31.07.2012, 22:31 Uhr

8,50€ die Stunde? Wow, das sichert bestimmt ein Luxusleben. Diese 8,50 Euro sollte man allen Entscheidern für mindestens ein Jahr zur Verfügung stellen. Ob diese allerdings dieses eine Jahr überlebt haben, wage ich zu bezweifeln.

_-jtk-_

01.08.2012, 01:02 Uhr

Bei 100% -Tätigkeit in einem CallCenter in der Schweiz verdient ein Mitarbeiter an die 3500 CHF - 4500 CHF, eventuell auch mehr. Weniger, bei seriösen Betreibern schwer vorstellbar. Der Lohn wird von vielen für den psychischen Stress und psychischen Stress als viel zu niedrig empfunden. Ist er bei einem Schweizer Durchschnittslohn von ca 5500 CHF auch. Selbst die Chefs geben einem da teils recht. Die emotionale Arbeit eines solchen Jobs wird unterschätzt.

ABER 8,50 EUR für eine Kundenbetreuung einer Bank, auch wenn sie meist Termine bucht. Das geht einfach nicht. HALLO?! Was bilden sich die deutschen Sparkassen eigentlich ein. Das ist der direkte Kundenkontakt.

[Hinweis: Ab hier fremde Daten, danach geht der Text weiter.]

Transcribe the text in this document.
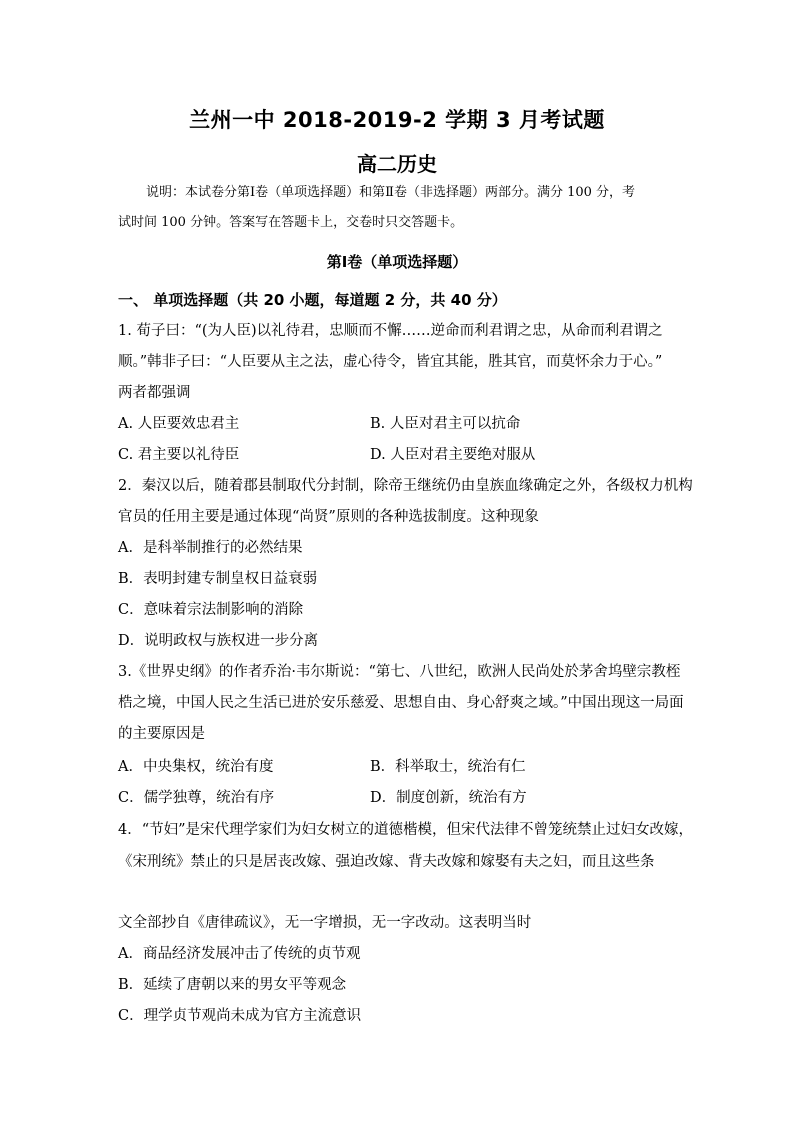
兰州一中 2018-2019-2 学期 3 月考试题
高二历史
说明：本试卷分第Ⅰ卷（单项选择题）和第Ⅱ卷（非选择题）两部分。满分 100 分，考
试时间 100 分钟。答案写在答题卡上，交卷时只交答题卡。
第Ⅰ卷（单项选择题）
一、 单项选择题（共 20 小题，每道题 2 分，共 40 分）
1. 荀子曰：“(为人臣)以礼待君，忠顺而不懈……逆命而利君谓之忠，从命而利君谓之
顺。”韩非子曰：“人臣要从主之法，虚心待令，皆宜其能，胜其官，而莫怀余力于心。”
两者都强调
A. 人臣要效忠君主	B. 人臣对君主可以抗命
C. 君主要以礼待臣	D. 人臣对君主要绝对服从
2．秦汉以后，随着郡县制取代分封制，除帝王继统仍由皇族血缘确定之外，各级权力机构
官员的任用主要是通过体现“尚贤”原则的各种选拔制度。这种现象
A．是科举制推行的必然结果
B．表明封建专制皇权日益衰弱
C．意味着宗法制影响的消除
D．说明政权与族权进一步分离
3.《世界史纲》的作者乔治·韦尔斯说：“第七、八世纪，欧洲人民尚处於茅舍坞壁宗教桎
梏之境，中国人民之生活已进於安乐慈爱、思想自由、身心舒爽之域。”中国出现这一局面
的主要原因是
A．中央集权，统治有度	B．科举取士，统治有仁
C．儒学独尊，统治有序	D．制度创新，统治有方
4．“节妇”是宋代理学家们为妇女树立的道德楷模，但宋代法律不曾笼统禁止过妇女改嫁，
《宋刑统》禁止的只是居丧改嫁、强迫改嫁、背夫改嫁和嫁娶有夫之妇，而且这些条
文全部抄自《唐律疏议》，无一字增损，无一字改动。这表明当时
A．商品经济发展冲击了传统的贞节观
B．延续了唐朝以来的男女平等观念
C．理学贞节观尚未成为官方主流意识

Wenn dieser gut ist, ersteht der Kunde vielleicht sogar bald ein "neues Bankprodukt". Das wollen die Chefs ja auch über Cross-selling und Up-selling stets an die Kunden vertickern. Das "Produkt". Ich finde aber als Sparkassen Bodensee-Kunde, dass zum "Produkt" als "Service" einer Bank dazugehören sollte, dass seine Mitarbeiter am Telefon bis zum Ende des Gesprächs selbstbewusst und zufrieden agieren, und sich Zeit für das Anliegen nehmen. Der soll nicht darben müssen, mit unter 8,50 EUR. Das geht nicht. Wenn ich da anruf`, weiss ich doch schon dass da jemand dran ist, dem der Partner zu Hause ständig die Hölle heiss macht, weil er zu wenig Kohle für die Familie nach Hause trägt. Ich kann den Sparkassen eigentlich nur raten das zu ändern. Kunden sind Kunden, im Blumenladen ist der Takt des Eintreffens allerdings ein anderer als im Call-Center und die psychischen und physischen Belastungen (an den rückenschonenden(?) Stuhl gefesselt sein) enorm. Ich würd den deutschen Sparkassen empfehlen, den Damen und Herren eher 14 Euro zu zahlen bzw. in Aussicht zu stellen, und da nachhaltig was aufzubauen, was von allen Sparkassen gemeinsam getragen wird. Dann sind sie auch näher beim Kunden. Und unterscheiden sich von den Grossen. Aber Banken werden lieber selbst getragen, vom Steuerzahler ... :JTK, Kreuzlingen, CH

Sart

01.08.2012, 09:50 Uhr

Wenn Sie bei Ihrer Sparkasse anrufen, werden Sie grötenteils zuerst bei einem S Direkt Mitarbeiter landen und erst dann evtl. weiterverbunden ...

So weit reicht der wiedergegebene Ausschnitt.